DOI https://doi.org/10.3390/biology9060127
Department(s) Aquaculture and Fisheries
WIAS
Cell Biology and Immunology
Publication type Refereed Article in a scientific journal
Publication year 2020
Keyword(s) Evolution - Fish - Gills - Ilt - Zap70
Abstract

In bony fish, the gill filaments are essential for gas exchanges, but also are vulnerable to infection by water‐borne microorganisms. Omnipresent across fish, gill‐associated lymphoid tissues (GIALT) regulate interactions with local microbiota and halt infection by pathogens.
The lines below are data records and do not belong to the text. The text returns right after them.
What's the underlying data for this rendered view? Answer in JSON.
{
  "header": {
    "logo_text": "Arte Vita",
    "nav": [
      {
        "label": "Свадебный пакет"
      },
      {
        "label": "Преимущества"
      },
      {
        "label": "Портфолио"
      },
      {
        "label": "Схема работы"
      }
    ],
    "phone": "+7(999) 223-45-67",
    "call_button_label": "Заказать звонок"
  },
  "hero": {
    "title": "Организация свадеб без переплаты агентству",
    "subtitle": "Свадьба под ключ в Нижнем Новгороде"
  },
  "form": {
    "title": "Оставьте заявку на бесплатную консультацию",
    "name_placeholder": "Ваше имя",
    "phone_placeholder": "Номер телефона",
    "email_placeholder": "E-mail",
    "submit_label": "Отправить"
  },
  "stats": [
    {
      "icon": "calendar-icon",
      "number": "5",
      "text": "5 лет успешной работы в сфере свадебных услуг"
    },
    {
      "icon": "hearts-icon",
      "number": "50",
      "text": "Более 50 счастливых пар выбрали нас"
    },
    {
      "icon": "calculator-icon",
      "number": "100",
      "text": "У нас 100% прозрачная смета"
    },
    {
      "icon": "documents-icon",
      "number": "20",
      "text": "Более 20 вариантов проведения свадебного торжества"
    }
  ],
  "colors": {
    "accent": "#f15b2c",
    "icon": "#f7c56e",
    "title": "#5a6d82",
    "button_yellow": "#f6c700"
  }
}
A special GIALT structure has recently been found in Salmonids, the interbranchial lymphoid tissue (ILT). However, the structural variation of GIALT across bony fish remains largely unknown. Here, we show how this critical zone of interaction evolved across fishes. By labeling a conserved T‐cell epitope on tissue sections, we find that several basal groups of teleosts possess typical ILT, while modern teleosts have lymphoepithelium of different shape and size at the base of primary gill filaments. Within Cypriniformes, neither body size variation between two related species, zebrafish and common carp, nor morphotype variation, did have a drastic effect on the structure of ILT. Thereby this study is the first to describe the presence of ILT in zebrafish. The ILT variability across fish orders seems to represent different evolutionary solutions to balancing trade‐offs between multiple adaptations of jaws and pharyngeal region, and immune responses. Our data point to a wide structural variation in gill immunity between basal groups and modern teleosts.